Books: Dungeons and Dragons 4th Edition, Monster Manual

In D&D, the PCs' adversaries have to be almost as fully fleshed out as the PCs themselves - what good are unique combat abilities if all you're doing is fighting the same dumb opposition over and over again? The Monster Manual, like almost everything in 4E, has changed quite a bit. For the purpose of this review, let's look at a little example - the entry for a classic D&D monster, the displacer beast.
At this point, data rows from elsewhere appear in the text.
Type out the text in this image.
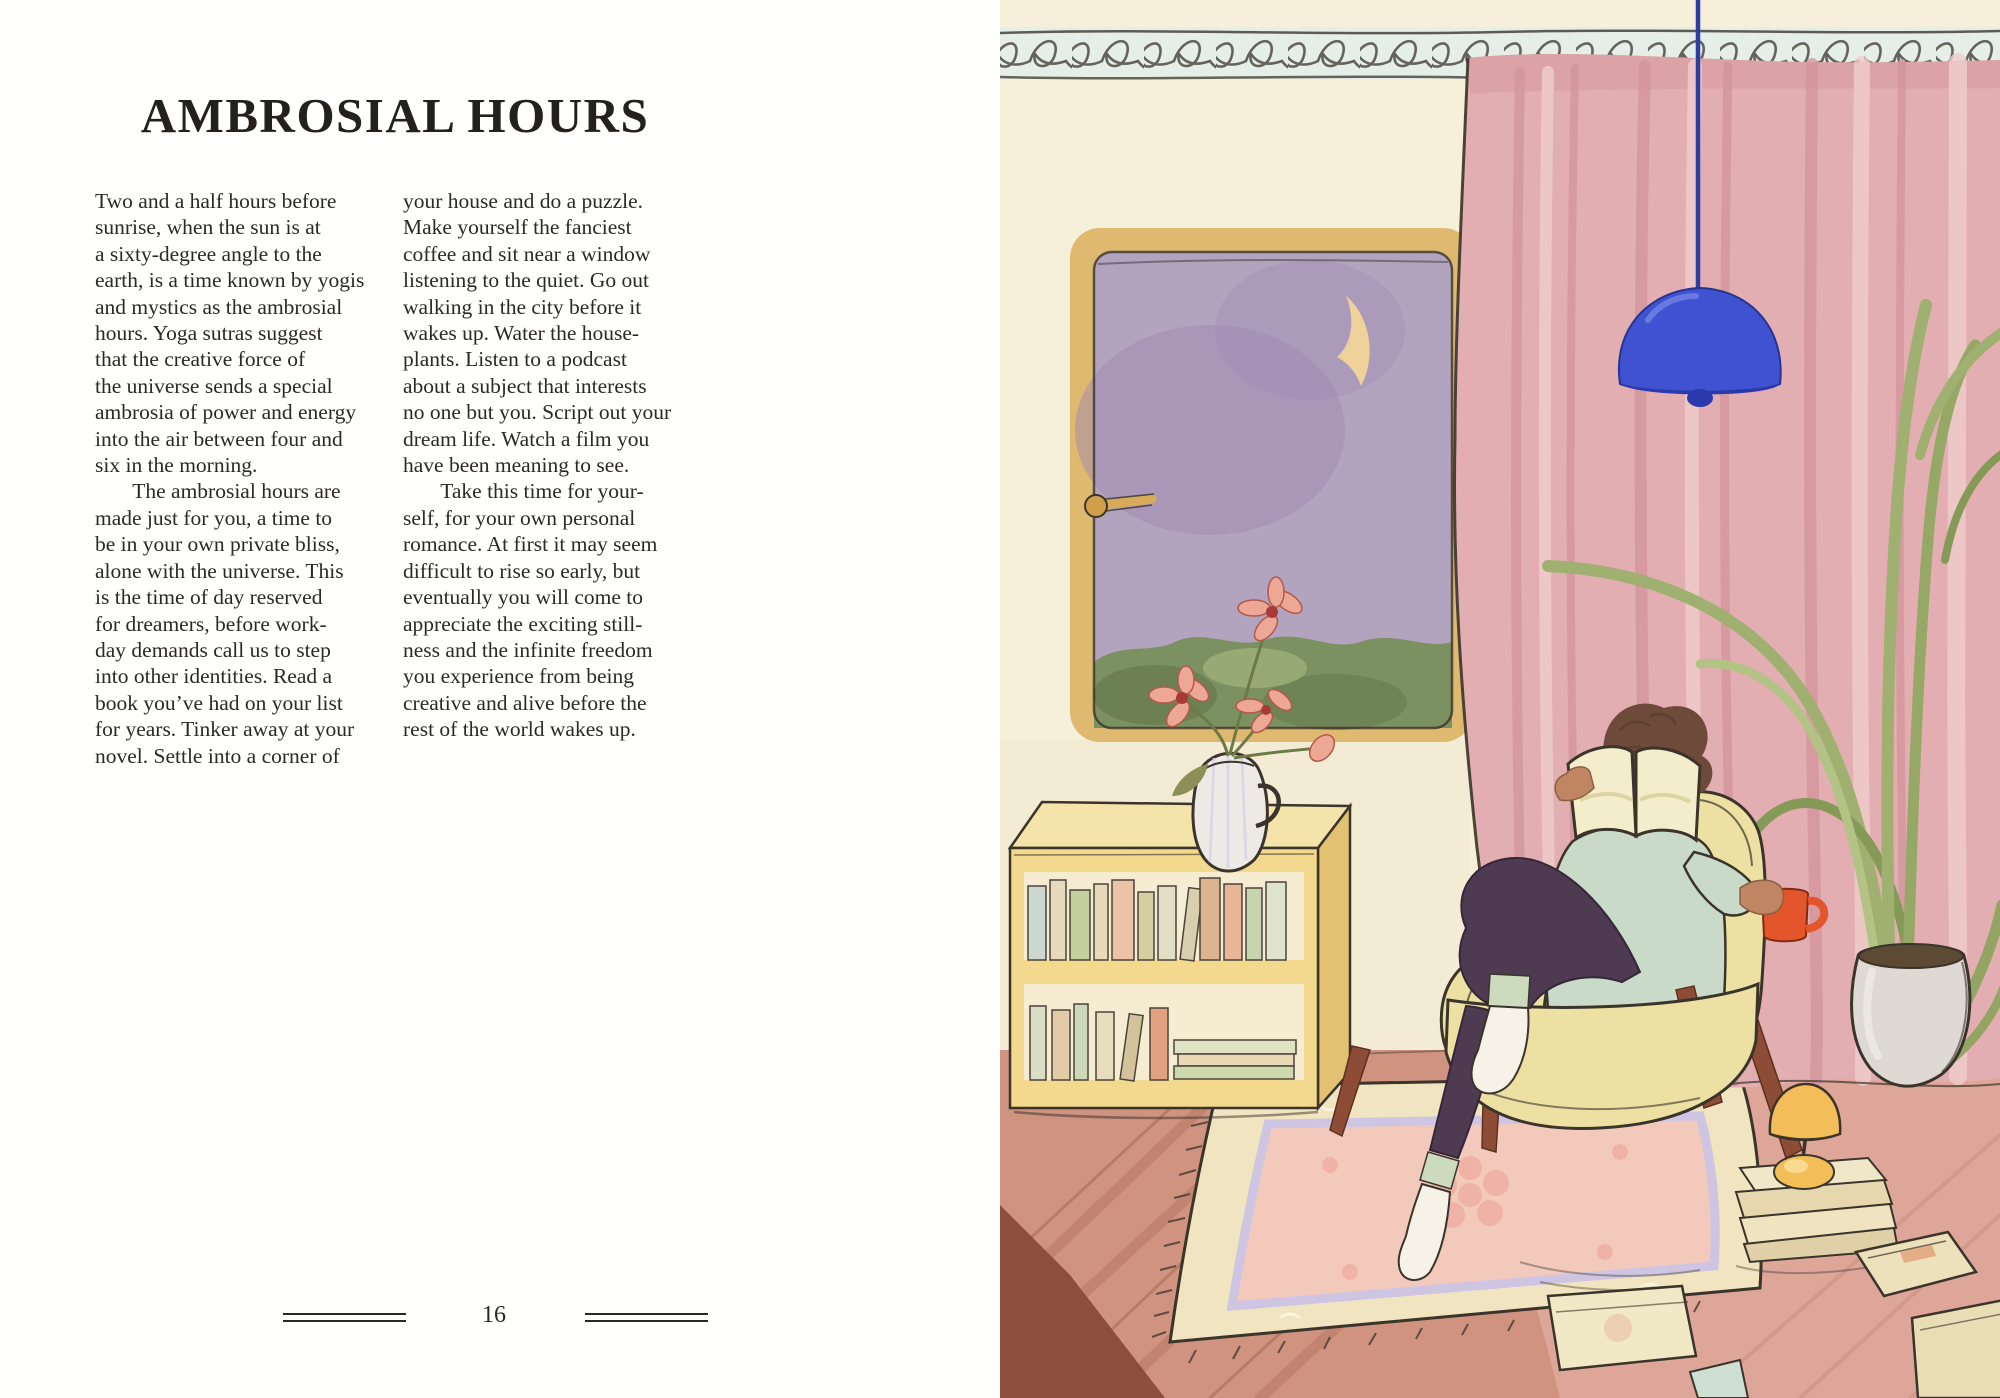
AMBROSIAL HOURS

Two and a half hours before

sunrise, when the sun is at

a sixty-degree angle to the

earth, is a time known by yogis

and mystics as the ambrosial

hours. Yoga sutras suggest

that the creative force of

the universe sends a special

ambrosia of power and energy

into the air between four and

six in the morning.

The ambrosial hours are

made just for you, a time to

be in your own private bliss,

alone with the universe. This

is the time of day reserved

for dreamers, before work-

day demands call us to step

into other identities. Read a

book you’ve had on your list

for years. Tinker away at your

novel. Settle into a corner of

your house and do a puzzle.

Make yourself the fanciest

coffee and sit near a window

listening to the quiet. Go out

walking in the city before it

wakes up. Water the house-

plants. Listen to a podcast

about a subject that interests

no one but you. Script out your

dream life. Watch a film you

have been meaning to see.

Take this time for your-

self, for your own personal

romance. At first it may seem

difficult to rise so early, but

eventually you will come to

appreciate the exciting still-

ness and the infinite freedom

you experience from being

creative and alive before the

rest of the world wakes up.

16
In 3.5, the displacer beast has a stats block that lists info like its hit dice, its initiative, its speed, its AC, etc. The stats block also contains additional non-combat stuff, like treasure type and "challenge rating" (a concept completely abandoned in 4E, since monsters now have levels and XP values listed right in their title bar). There is also info contained in several paragraphs of flavor text outside the stat block about how the displacer beast's special combat abilities work.

In 4E, the displacer beast entry is largely the same in terms of content, except that there is virtually no necessary flavor text - all the info you need to run a monster is right there in the stat block. Monsters are also given clear roles that tell how to play them. And even high-level monsters, like Orcus, the Demon Prince of the Undead, don't have long lists of feats or spells to worry about.

All in all, it's a refreshing usability upgrade that cleverly takes Wizard of the Coast's experience with miniatures and "Magic: The Gathering" and puts it into D&D. I like being able to populate dungeons with less prep time, and the addition of unique combat abilities for nearly every monster (even the lowly goblin warrior can pull some interesting stuff off) seems like a great idea.